三つの一等星に包まれ守られているようです
02:00、ふと足元を見れば、海面がだいぶ上がってきています。調べてみると、満潮は4時過ぎということで、三脚が水に浸かってしまいそうです。でも、水面に映ったシリウスがかすかな波に揺らめいてとてもきれいです。見上げる冬の星座の星々と凛とした松の姿の美しさは実に印象的です。

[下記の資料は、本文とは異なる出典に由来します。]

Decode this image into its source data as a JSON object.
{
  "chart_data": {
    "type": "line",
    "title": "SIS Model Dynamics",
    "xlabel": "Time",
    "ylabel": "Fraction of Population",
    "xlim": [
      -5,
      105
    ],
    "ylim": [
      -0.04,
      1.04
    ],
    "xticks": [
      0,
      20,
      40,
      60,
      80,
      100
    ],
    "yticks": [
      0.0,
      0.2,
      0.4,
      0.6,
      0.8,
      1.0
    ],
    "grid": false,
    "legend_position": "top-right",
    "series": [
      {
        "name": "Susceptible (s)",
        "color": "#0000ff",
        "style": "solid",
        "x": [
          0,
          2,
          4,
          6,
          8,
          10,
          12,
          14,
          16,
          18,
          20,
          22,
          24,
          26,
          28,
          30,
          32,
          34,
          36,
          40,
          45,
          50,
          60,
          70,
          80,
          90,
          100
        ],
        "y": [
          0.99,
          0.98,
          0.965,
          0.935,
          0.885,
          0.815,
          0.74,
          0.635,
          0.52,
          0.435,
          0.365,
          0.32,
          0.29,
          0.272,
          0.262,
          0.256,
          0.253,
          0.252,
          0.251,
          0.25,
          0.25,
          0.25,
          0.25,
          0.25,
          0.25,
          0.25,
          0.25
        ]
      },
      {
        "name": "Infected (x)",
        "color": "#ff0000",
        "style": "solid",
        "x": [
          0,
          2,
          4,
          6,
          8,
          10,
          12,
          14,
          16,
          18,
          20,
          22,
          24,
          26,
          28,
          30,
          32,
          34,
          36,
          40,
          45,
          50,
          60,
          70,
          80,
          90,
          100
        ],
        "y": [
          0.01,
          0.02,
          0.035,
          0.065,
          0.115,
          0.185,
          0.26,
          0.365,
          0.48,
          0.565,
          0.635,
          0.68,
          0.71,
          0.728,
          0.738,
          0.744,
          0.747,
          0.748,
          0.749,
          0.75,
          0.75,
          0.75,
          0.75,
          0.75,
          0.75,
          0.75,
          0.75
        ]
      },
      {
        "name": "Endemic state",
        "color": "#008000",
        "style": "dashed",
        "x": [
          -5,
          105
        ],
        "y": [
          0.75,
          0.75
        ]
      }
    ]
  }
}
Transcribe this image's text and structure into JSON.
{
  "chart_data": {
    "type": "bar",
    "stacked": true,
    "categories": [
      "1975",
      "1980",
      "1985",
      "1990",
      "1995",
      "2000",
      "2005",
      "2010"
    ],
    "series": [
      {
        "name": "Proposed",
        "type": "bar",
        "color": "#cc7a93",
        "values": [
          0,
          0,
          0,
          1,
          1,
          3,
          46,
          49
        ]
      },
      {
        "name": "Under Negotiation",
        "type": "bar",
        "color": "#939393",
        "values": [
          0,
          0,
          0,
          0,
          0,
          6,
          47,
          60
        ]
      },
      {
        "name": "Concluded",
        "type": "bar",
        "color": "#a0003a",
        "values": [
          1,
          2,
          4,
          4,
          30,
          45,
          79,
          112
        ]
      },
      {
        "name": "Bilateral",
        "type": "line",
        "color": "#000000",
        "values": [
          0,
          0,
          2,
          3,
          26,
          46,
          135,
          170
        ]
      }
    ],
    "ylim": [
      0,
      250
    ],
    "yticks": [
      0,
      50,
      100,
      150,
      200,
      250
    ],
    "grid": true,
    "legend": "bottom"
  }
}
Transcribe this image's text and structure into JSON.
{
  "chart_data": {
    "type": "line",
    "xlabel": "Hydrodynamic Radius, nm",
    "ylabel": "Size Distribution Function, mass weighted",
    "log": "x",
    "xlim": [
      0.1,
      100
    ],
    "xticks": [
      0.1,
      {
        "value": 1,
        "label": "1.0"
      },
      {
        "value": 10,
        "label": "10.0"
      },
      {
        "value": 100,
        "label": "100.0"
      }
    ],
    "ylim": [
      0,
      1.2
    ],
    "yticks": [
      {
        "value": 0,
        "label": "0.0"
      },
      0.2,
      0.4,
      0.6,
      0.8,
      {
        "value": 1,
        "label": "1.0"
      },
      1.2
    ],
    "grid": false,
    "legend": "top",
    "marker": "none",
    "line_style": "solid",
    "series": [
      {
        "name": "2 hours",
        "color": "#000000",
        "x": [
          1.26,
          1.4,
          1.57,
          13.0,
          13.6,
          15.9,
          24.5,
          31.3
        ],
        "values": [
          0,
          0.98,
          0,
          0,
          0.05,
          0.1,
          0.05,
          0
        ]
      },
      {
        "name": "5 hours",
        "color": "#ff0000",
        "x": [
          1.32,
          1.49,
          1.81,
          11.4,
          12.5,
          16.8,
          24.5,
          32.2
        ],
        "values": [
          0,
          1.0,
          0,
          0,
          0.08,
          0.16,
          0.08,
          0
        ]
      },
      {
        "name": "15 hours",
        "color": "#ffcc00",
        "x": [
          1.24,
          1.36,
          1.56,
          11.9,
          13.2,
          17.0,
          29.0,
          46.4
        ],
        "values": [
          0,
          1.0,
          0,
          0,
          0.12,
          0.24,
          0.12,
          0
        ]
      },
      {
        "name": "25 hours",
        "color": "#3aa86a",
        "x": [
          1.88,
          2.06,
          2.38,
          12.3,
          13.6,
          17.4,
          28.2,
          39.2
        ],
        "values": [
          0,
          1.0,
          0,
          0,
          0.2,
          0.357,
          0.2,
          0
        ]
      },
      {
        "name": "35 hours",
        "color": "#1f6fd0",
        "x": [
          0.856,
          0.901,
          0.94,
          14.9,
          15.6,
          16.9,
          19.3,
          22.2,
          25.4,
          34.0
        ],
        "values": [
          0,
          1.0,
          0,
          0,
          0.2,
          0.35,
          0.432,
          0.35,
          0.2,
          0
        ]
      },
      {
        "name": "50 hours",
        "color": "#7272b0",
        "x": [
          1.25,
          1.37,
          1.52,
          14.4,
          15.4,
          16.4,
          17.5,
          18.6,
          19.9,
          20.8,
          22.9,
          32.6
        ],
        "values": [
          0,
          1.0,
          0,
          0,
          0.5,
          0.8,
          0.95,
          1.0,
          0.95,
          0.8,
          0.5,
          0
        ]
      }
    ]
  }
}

04:20、北の低空をISSが通過しました。(心の中で)「古川さ~ん」と叫んでみました。明るい星のない領域を航行していきましたので、(たぶん)1等級そこそこでもかなり目立った輝きでした。この夜は、岩手から見える15個の1等星のうち、アンタレス(さそり座)とスピカ(おとめ座)を除いた13個を見ることができました。もう少し早い時間(18:00ごろ)で西の空がある程度開けた場所であれば、一晩で15個すべてが見られるはずです。一度挑戦してみる価値がありそうです。

朝焼けの中で
04:30ごろには東の空が白んできて、あっという間に明るさに包まれます。太陽がほぼ真東から昇り真西に沈むこの時期、夕方には太陽がまっすぐに沈み、短時間で日没~暗夜を迎えることから「秋の日はつるべ落とし」と表現されますが、朝の様子を表す言い回しはないものでしょうか。「秋の朝は打ち上げ花火」とか・・・。
微速度動画(YouTube)一本松と秋冬の星座
昼前には、動画を含む各種画像処理は終了。夜は、県内全域晴れの予報が出ていたので、雑用を済ませて一旦寝てから再び遠征・・・のつもりが、目が覚めたら29日04:00って、しかも盛岡は完璧な曇り空。よかったのか、どうなのか。